Another inmate has emailed me with TV off air coming first and satellite coming second so your experience is not uncommon. Our problem is we live in the shadow of a hill which a 45 foot tower only partially overcomes. We still can get VHF via this tower and my trigonometry tells me that the top of this tower has a direct line of sight. However UHF gets a big blank despite efforts using a cherry picker (an unstable platform I do not enjoy using). We finally got a reasonable picture with UHF from a repeater station in the city about 8 miles away but it is low powered so heaps of arial amplification and a very high gain antenna has been necessary. Because of this it is subject to minor interference.

Your point about the quality of broadcast is very valid even on satellite. Given the best material the satellite broadcast here can be as stunning as our best DVD or LD, reflecting your comments on depth and life like colour.

Maybe the satellite signal here is better because it is digital and is not not primarily for consumer use but carries all signals for two national broadcasters (our government run ABC, the equivalent of the BBC, and SBS who broadcast foreign films and items of more interest to Australians of different ethnic origin) to rebroadcast on UHF + feeds to the commercial stations which we cannot see. Consumers in outback Australia use the service as we do. Reception from commercial sources on this satellite are blocked if there is an equivalent local UHF or VHF service.

So we can directly compare the satellite reception to the rebroadcast local one (differs in news broadcasts but otherwise the same).

Regarding the experience of PAL vs. NTSC I must retract claims the PAL has superior whites and colour. A couple of nights ago we looked at a 4:3 formatted laserdisc of "Out of Africa" and the colour, the definition and the whites were the equal of anything ever seen on PAL from any source. We followed this with a PAL DVD and, by comparison, it was no better than UHF with washed out colour and poorly focussed images.

My conclusion is now that it the primary video material was in NTSC (the case with the DVD referred to above) then it is best to buy the NTSC version. Conversely if the original was in PAL, as with BBC and most European productions, then the PAL version is to be preferred. It seems than the commercial transfer of masters from PAL to NTSC or vice versa is not always done carefully. Care or carelessness of transfer probably explains why broadcasts are so variable.
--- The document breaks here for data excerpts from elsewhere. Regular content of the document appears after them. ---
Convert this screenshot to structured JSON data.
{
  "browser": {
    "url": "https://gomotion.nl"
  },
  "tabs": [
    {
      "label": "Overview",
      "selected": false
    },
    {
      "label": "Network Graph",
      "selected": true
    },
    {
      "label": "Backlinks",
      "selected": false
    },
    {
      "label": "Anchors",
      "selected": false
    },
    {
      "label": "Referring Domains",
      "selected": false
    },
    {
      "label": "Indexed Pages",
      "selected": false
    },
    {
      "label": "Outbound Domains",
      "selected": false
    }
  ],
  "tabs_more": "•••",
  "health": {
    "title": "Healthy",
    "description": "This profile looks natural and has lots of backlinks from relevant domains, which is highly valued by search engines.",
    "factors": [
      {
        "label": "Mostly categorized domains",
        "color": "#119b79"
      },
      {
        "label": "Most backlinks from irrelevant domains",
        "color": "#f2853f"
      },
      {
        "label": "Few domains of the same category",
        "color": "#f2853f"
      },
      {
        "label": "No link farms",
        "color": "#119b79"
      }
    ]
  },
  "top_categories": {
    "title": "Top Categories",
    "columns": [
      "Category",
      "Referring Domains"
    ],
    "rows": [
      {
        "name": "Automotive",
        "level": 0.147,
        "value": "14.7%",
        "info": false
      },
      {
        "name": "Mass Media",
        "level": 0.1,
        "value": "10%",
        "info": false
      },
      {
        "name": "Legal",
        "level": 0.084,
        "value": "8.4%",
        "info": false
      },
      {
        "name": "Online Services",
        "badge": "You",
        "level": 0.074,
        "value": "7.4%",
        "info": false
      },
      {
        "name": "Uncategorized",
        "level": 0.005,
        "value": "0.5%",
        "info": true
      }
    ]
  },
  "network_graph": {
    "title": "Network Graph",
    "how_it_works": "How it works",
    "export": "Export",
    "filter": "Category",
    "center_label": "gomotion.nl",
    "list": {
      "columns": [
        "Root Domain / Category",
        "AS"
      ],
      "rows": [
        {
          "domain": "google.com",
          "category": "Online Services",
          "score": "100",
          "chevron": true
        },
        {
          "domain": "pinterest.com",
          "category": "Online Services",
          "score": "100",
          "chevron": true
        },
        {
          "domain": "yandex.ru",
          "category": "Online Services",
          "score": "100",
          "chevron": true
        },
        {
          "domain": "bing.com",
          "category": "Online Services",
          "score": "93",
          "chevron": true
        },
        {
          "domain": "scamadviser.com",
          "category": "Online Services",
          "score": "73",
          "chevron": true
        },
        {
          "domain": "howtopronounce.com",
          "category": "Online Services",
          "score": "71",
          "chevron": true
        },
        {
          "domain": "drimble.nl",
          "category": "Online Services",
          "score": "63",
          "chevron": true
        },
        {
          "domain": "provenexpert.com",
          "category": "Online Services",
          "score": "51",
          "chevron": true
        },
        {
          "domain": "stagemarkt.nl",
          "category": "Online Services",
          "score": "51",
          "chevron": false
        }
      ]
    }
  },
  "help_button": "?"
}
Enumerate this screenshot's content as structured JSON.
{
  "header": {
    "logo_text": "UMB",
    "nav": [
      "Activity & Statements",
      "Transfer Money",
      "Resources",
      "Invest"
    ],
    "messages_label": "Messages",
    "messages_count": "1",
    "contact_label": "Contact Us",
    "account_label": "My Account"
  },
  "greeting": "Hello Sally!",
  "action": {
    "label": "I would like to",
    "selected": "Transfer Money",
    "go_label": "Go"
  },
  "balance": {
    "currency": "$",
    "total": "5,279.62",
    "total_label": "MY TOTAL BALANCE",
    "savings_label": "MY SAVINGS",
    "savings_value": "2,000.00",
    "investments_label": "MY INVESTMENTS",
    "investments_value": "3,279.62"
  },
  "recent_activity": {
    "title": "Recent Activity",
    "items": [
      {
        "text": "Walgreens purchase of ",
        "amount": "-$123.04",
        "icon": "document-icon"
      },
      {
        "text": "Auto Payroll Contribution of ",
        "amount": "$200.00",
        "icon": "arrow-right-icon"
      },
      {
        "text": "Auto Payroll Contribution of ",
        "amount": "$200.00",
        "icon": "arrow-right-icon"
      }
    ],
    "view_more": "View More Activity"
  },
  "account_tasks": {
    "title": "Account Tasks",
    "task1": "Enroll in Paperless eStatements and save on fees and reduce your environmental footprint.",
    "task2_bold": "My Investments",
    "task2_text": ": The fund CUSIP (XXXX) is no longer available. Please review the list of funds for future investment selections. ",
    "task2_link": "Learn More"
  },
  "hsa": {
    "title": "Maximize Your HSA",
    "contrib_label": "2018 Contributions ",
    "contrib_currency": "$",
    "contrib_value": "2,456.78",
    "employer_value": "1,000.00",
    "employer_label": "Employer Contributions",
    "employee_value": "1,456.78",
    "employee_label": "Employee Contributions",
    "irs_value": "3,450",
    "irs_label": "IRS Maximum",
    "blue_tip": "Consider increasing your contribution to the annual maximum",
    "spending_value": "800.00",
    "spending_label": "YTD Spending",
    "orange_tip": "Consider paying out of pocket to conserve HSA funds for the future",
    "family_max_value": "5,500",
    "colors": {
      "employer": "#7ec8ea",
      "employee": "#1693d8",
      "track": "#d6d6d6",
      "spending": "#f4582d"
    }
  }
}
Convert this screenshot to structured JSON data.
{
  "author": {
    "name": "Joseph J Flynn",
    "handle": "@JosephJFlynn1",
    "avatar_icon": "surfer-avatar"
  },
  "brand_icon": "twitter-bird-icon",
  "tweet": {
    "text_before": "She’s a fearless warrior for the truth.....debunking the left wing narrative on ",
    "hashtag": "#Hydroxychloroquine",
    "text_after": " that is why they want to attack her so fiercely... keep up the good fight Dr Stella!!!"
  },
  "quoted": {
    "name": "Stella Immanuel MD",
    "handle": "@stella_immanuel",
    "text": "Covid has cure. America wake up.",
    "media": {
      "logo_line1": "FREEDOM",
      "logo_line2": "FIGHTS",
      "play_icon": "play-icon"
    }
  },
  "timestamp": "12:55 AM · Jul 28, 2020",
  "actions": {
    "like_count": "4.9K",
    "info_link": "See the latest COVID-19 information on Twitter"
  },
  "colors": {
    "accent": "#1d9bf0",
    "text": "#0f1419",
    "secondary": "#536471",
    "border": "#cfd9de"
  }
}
Video made by our ABC broadcaster on videotape (using PAL) and broadcast on satellite has brilliant technical quality although the entertainment value is another debate :-(

So, I continue to be highly impressed by the HLD-X9 and what it can do with top LD software and how good the best DVDs are but continue to be irritated by the enormous amount of crappy quality software released due to poor/careless transfer.

Bottom line, given a well produced documentary or movie, home theatre can be unsurpassed for entertainment. It is mind boggling to think one can, at the flick of a switch or two, move from the misery of world news seeing events as they happen, to an engrossing and well acted movie, to the Bolshoi Ballet, to a Cher concert, to Covent Garden for opera, to ...... I am adament top audio is required for maximum enjoyment of all the above but now find audio only pales in significance in this house.

Apologies for the rambling, this hobby horse bolted a bit!!